Betapa tidak, saat puasa kita sejatinya sedang meniru perbuatan Allah itu sendiri. Allah ialah zat yang tidak makan, tidak minum apalagi berhubungan seksual, Dia sama sekali tidak membutuhkan itu. Namun, di saat yang bersamaan Dialah yang memberi makan, minum serta merahmati dan menjaga alam semesta. Manusia, dengan demikian diharapkan melalui puasa tumbuh di dalam dirinya sifat-sifat-Nya, sebagaimana diungkap Darmawan, menjadi yang memberikan makan, meskipun tidak makan, bukan sebaliknya. Ujungnya, manusia harus menjadi rahmatan lil alamin, bermanfaat bagi dirinya serta selainnya.
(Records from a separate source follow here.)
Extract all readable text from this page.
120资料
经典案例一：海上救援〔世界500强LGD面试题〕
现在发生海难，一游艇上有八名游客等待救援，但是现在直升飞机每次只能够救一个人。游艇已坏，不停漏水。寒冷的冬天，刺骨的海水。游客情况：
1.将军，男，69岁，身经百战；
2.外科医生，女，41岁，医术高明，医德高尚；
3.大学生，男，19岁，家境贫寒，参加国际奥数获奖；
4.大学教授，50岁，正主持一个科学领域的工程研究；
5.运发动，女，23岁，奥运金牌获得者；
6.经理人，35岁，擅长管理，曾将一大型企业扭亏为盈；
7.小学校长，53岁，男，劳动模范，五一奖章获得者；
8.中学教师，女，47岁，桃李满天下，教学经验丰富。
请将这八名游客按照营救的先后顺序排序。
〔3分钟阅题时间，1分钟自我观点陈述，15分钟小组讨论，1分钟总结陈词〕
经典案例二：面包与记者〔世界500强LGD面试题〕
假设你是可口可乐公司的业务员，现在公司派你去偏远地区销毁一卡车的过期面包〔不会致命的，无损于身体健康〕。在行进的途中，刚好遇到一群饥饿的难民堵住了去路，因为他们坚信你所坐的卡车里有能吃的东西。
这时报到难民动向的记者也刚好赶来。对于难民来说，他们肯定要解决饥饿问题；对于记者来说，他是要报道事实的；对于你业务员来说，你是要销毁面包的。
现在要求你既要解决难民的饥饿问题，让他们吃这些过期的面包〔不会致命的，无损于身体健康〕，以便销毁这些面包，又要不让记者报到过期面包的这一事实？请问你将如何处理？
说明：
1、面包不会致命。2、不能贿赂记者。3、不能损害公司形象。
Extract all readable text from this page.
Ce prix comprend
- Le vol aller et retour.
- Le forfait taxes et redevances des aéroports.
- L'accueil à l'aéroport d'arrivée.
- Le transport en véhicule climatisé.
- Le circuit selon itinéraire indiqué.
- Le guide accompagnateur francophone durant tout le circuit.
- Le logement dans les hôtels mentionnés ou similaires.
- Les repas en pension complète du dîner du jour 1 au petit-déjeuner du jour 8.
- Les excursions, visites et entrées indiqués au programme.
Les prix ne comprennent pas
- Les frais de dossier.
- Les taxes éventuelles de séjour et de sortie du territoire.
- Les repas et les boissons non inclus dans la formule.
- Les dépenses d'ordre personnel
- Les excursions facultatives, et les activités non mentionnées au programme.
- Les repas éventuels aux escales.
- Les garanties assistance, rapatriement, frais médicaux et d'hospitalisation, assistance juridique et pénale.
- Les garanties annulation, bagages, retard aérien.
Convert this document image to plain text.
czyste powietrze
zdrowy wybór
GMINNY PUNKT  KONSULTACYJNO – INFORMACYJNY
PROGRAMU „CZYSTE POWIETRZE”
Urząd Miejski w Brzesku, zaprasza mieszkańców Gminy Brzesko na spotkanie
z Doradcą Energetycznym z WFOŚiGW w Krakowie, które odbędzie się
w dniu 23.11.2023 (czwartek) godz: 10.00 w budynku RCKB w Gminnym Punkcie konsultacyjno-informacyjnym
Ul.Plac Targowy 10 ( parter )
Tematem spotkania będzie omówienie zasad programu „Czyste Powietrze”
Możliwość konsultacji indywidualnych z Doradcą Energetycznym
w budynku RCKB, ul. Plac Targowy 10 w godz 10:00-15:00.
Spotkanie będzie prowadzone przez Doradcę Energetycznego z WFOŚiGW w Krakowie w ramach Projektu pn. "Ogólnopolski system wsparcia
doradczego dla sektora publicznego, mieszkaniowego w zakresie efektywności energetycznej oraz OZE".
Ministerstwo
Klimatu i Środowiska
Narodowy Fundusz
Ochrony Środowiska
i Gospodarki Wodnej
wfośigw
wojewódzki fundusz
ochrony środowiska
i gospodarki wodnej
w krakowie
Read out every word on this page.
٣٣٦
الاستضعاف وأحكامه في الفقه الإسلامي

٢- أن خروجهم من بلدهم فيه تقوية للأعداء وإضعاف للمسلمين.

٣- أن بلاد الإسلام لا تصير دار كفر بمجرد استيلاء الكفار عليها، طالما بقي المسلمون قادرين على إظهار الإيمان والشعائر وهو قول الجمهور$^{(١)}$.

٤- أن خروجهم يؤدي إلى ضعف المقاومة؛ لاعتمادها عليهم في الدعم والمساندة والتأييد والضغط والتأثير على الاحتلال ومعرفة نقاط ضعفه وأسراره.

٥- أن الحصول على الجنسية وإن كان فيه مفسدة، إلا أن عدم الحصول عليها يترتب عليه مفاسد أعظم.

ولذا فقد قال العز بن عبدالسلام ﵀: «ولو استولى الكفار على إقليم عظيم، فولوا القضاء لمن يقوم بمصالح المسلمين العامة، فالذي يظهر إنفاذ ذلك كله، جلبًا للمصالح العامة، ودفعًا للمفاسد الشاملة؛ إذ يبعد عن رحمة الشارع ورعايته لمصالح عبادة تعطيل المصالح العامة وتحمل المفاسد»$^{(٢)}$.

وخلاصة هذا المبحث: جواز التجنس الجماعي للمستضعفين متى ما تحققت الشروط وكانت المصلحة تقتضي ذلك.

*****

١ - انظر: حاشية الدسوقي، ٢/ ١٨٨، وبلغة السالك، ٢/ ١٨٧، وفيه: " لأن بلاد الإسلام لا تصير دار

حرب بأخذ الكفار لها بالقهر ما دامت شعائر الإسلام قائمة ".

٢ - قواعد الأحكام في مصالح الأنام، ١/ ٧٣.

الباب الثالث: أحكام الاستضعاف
Dari sini, dapat dipahami makna hadis di atas, bahwa puasa yang benar adalah milik Allah, sebab hanya Allah yang mampu untuk selamanya tidak makan-minum. Allah pula yang mampu mencurahkan Rahmat (memberi makan, minum) pada selainnya. Sedangkan manusia hanya dapat melaksanakan semampunya. Benar pula, bahwa Allah sendiri yang membalas pahala puasa, bahkan dalam salah-satu judul pembahasan dalam buku ini, Darmawan memaparkan pendapat Ibn ‘Arabi, bukan saja Allah yang memberi ganjaran, lebih dari itu balasannya itu adalah Allah itu sendiri. Maksudnya, orang yang berpuasa dengan benar, dia menjadi “mirip” dengan Tuhan, pastilah ia menjadi manifestasi Tuhan di dunia, perpanjangan tangan Tuhan, alat Tuhan untuk menebar cinta dan kasih. 

Baca Juga:  Multiple Intelligences Sebagai Strategi Pengajaran Masa Kini

Sejauh itu pentingnya puasa, sehingga mengantarkan pelakunya menjadi mirip dengan Tuhan, dengan kata lain hidup selaras dengan kehendak Allah. Oleh karenanya, beroleh kebahagiaan sejak di dunia, hingga di akhirat. Namun justru kita jarang merenunginya dan lebih memilih menjalankan puasa secara formal saja. Sehingga, meski berkesempatan mendapatkan balasan langsung dari Allah, bahkan Allah sendiri balasannya, kita justru hanya menjadi orang yang hanya memperoleh lapar dan haus.

Buku Puasa Sufistik Mereguk Pesan-Pesan Batin Ibadah Puasa karya Darmawan ini, sangat baik untuk menginspirasi kita agar lebih memahami hakikat puasa, yang tidak hanya zahirnya saja, namun juga—bahkan cenderung pada—batinnya. Sebab, jika secara zahir kita memperoleh lapar dan haus, maka secara batin kita memperoleh pemilik seluruh alam, Allah, Tuhan Yang Maha pengasih. Apalagi hadiah yang lebih baik dari itu?